In my opinion, the most interesting part of the sell side discussion is in Chapter 8, which covers a company called MotiveQuest. This group of consultants uses search engines to comb through the web and collect, categorize, and analyze buzz. MotiveQuest essentially measures the emotions we are expressing when we chat or blog or comment about products on the web. The procedure analyzes huge amounts of data and reduces it to interesting multidimensional graphs (not unlike perceptual maps) of emotions around and about a company and/or its offerings.

A discussion of anti‐consumption tendencies opens the second half of the book. Why do some people crowd the stores on Black Friday and some (not very many) stay home as a sort of protest against consumption? What follows are chapters on branding and the meaning of brands to consumers, a historical treatment of motivation to buy beginning with Veblen, and then separate chapters on what Eisenberg classifies as the main types of buyers: “classical” and “romantic.”

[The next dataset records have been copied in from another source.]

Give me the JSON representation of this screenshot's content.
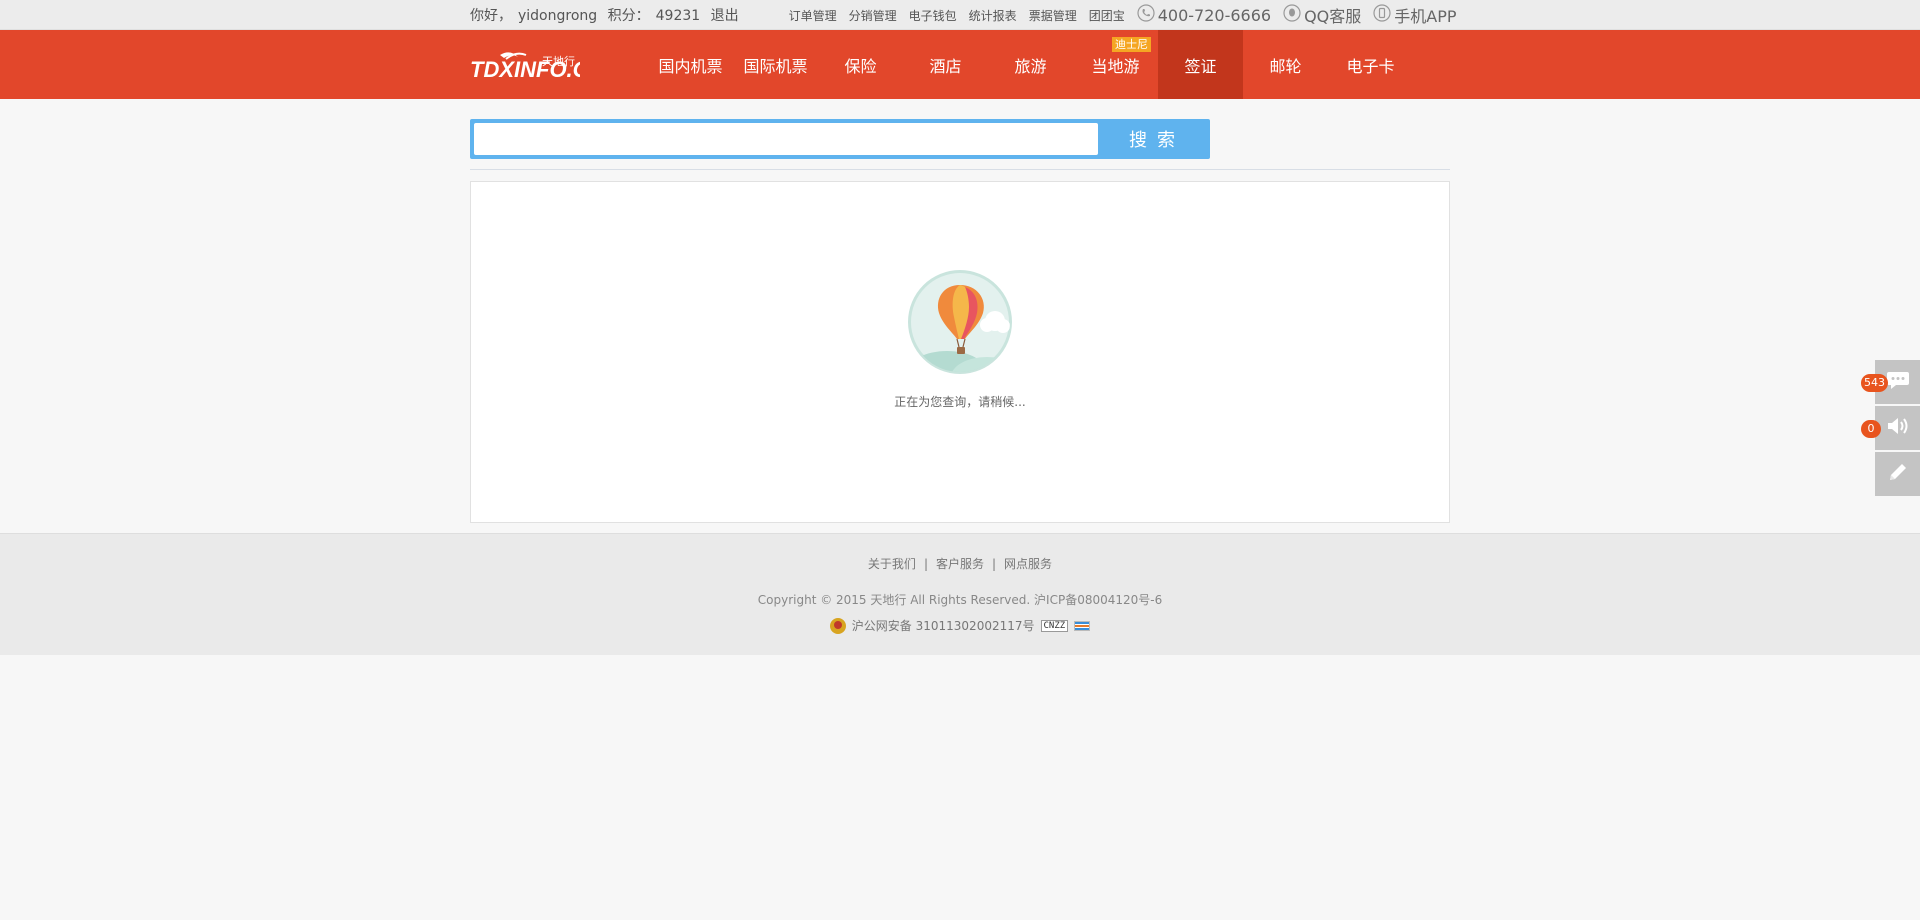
{
  "topbar": {
    "greeting": "你好，",
    "username": "yidongrong",
    "points_label": "积分：",
    "points": "49231",
    "logout": "退出",
    "links": [
      "订单管理",
      "分销管理",
      "电子钱包",
      "统计报表",
      "票据管理",
      "团团宝"
    ],
    "phone": "400-720-6666",
    "qq": "QQ客服",
    "app": "手机APP"
  },
  "nav": {
    "logo_text": "TDXINFO.COM",
    "logo_cn": "天地行",
    "items": [
      "国内机票",
      "国际机票",
      "保险",
      "酒店",
      "旅游",
      "当地游",
      "签证",
      "邮轮",
      "电子卡"
    ],
    "active_index": 6,
    "badge": "迪士尼"
  },
  "search": {
    "placeholder": "",
    "button": "搜索"
  },
  "panel": {
    "loading_text": "正在为您查询，请稍候..."
  },
  "footer": {
    "links": [
      "关于我们",
      "客户服务",
      "网点服务"
    ],
    "copyright": "Copyright © 2015 天地行 All Rights Reserved. 沪ICP备08004120号-6",
    "police": "沪公网安备 31011302002117号",
    "cnzz": "CNZZ"
  },
  "side": {
    "messages_count": "543",
    "notices_count": "0"
  },
  "colors": {
    "brand_red": "#e2472b",
    "active_red": "#c2361c",
    "search_blue": "#5fb3ee",
    "badge_orange": "#e8541e"
  }
}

The classical buyer makes purchases that are economic in nature. He balances price against needs and makes what he thinks to be the rational choice. Eisenberg points out that even these classical consumers are fooled or manipulated by sellers making use of things like price lining or odd pricing. The romantic buyer is primarily motivated by how shopping and buying feel. This shopper is an emotional buyer. Here Eisenberg draws from Belk's work and uses words like “fetish” and “dreams”. Marketers play on this tendency in buyers by using atmospherics, colors, and even the P‐A‐D model.

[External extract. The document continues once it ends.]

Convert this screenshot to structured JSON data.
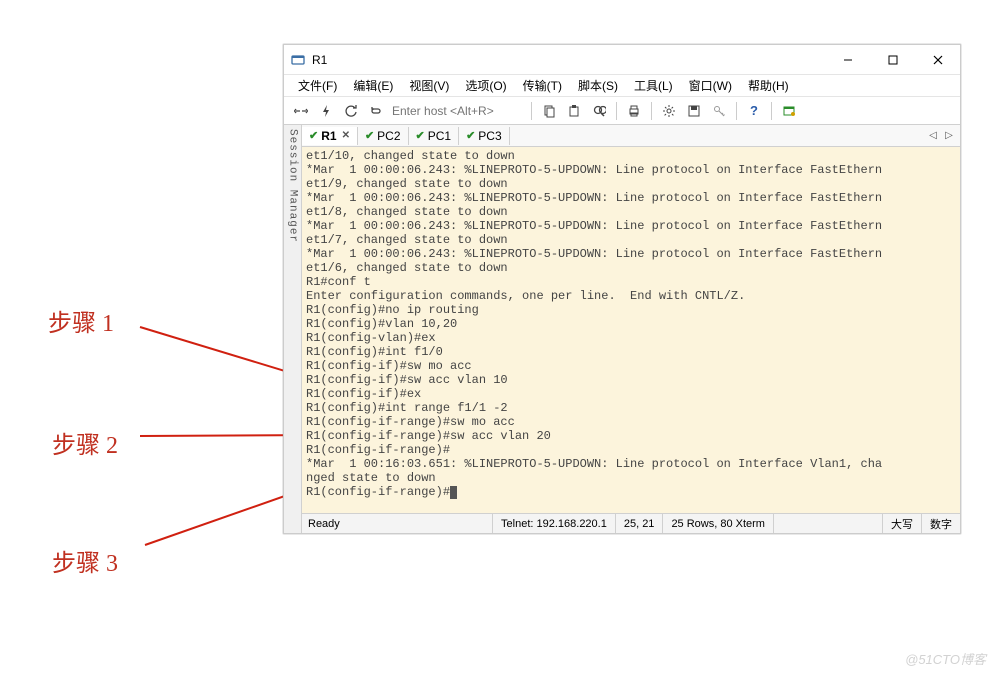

Following upon his general classification of all buyers into the two broad groups, the author spends the rest of the book on impulsive/compulsive shopping and the differences between men and women in the retail world.

Overall, Shoptimism is a light coverage of retailing and how people respond to it in the USA. It would make a good additional resource in a graduate course in consumer behavior or retailing. For academic scholars in the field, there is not much new. (If you are as tired as I am of Maslow's triangle, its discussion was a strike against the book.) But it is a well‐written and fairly comprehensive coverage of both the history of the study of consumer behavior and of how that knowledge is applied in the market today. It is light reading and anyone teaching retailing or consumer behavior would enjoy Shoptimism.